А после сам не заметил, как уснул, успокоенный добрым светом…

На следующий день была намечена встреча с Лансом. Тьен сам выбрал место и время, но соблазн не пойти был велик. Остаться дома, отлежаться, выспаться, стараясь не думать больше ни о чем. И не ходить в комнату с молоденькими примулами и фиалками. Вчерашних изысканий хватило: забирать силу – да, отдавать – хоть от натуги лопни, нет. Не вышло ни с цветами, ни с Софи.

Полдня провалявшись в кровати, к обеду он все же заставил себя встать. Умылся, переоделся, поел, сколько смог, и вышел в город. Шут должен был подойти к центральному почтамту в шесть вечера, но сидеть до того времени дома, дожидаясь прихода Софи, Тьен не хотел.

Прогулялся по парку, заглянул в несколько магазинов. Горбунья Нэн, будь она жива, сказала бы, что в церковь надо, у бога помощи попросить, но в это он с малолетства не верил. Не в то, что бог есть, в этом-то как раз не сомневался, а в то, что бог есть в церкви. Что ему делать в душном полумраке, просмердевшем смешанным с благовониями старушечьим потом? А вот что там действительно хорошо, так это по карманам шерудить, но настроение было нерабочее.

Исходив прилегавшие к городскому центру улочки вдоль и поперек и вдоволь налюбовавшись на грязные дома и расфуфыренных мещанок, он убил кое-как два часа и явился к почтамту в срок, чего никак нельзя было сказать о досточтимом Ланселоте Крайо, опоздавшем ровно на двадцать две минуты.

- Тебе часы подарить? – проворчал Тьен вместо приветствия, при этом рассматривая старого приятеля по-новому, так, как недавно научился.

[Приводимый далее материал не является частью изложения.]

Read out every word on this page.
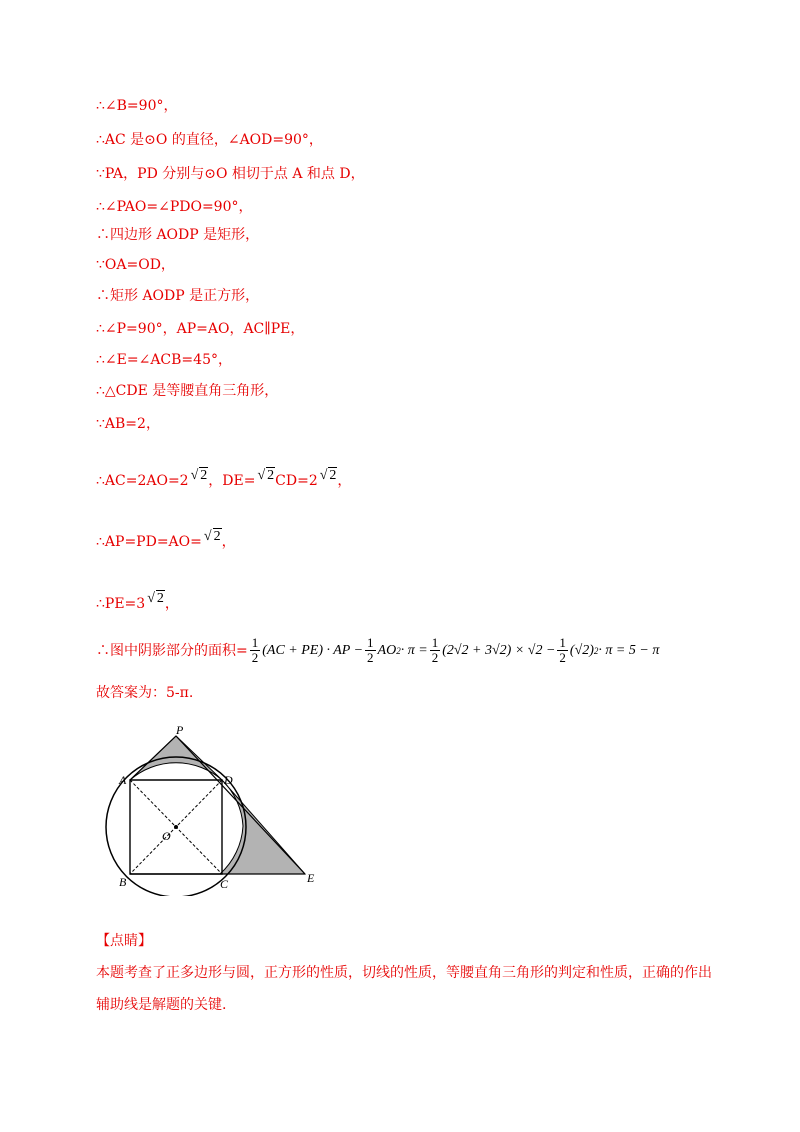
∴∠B=90°，
∴AC 是⊙O 的直径，∠AOD=90°，
∵PA，PD 分别与⊙O 相切于点 A 和点 D，
∴∠PAO=∠PDO=90°，
∴四边形 AODP 是矩形，
∵OA=OD，
∴矩形 AODP 是正方形，
∴∠P=90°，AP=AO，AC∥PE，
∴∠E=∠ACB=45°，
∴△CDE 是等腰直角三角形，
∵AB=2，
∴AC=2AO=2 √ 2，DE= √ 2CD=2 √ 2，
∴AP=PD=AO= √ 2，
∴PE=3 √ 2，
∴图中阴影部分的面积= $\frac{1}{2} (AC + PE)$ · AP − $\frac{1}{2}$ AO $2 \cdot \pi = \frac{1}{2} (2√2 + 3√2) \times √2 - \frac{1}{2} (√2) 2 \cdot \pi = 5 - \pi$
故答案为：5-π.
P
A	D
O
B	C	E
【点睛】
本题考查了正多边形与圆，正方形的性质，切线的性质，等腰直角三角形的判定和性质，正确的作出辅助线是解题的关键.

Шут светился почти как ребенок, озаряя мир вокруг ровным и чистым сиянием, в котором давно и бесследно потонули темные пятна былых неурядиц.

- Подари, - не отказался он. – А заодно можешь и работенку новую подыскать.

- А с этой что не так? – забеспокоился Тьен. Думал, хоть за друга спокоен будет, а тут такие заявления.

- Скучно, брат, - посетовал белобрысый. – Рассказать не могу, как скучно! - За разговором они пошли вдоль по улице, намереваясь остановиться хоть в чайной, хоть в рюмочной, и прохожие теперь озирались на размахивающего руками Ланса. – Ходишь туда-сюда, бродишь. Продашь что-нибудь, не продашь – не известно. А наслушаешься бывает! А то и побить могут.

- Побить? – нахмурился вор: с Шутом никогда не разберешь, взаправду говорит или заливает опять. – За ухваты, что ли?

- Угу, за ухваты. Ухватил тут одну, а у нее, оказывается, муж в комнате дрыхнет.

- Кому что, а тебе все бы баб тискать.

- А я виноват, что она мне открыла в лифчике на босу ногу?

Тьен попытался себе это представить, но воображение подвело.

Присели в маленьком кабачке. Взяли по пинте пива и копченых колбасок. Платил за все известно кто.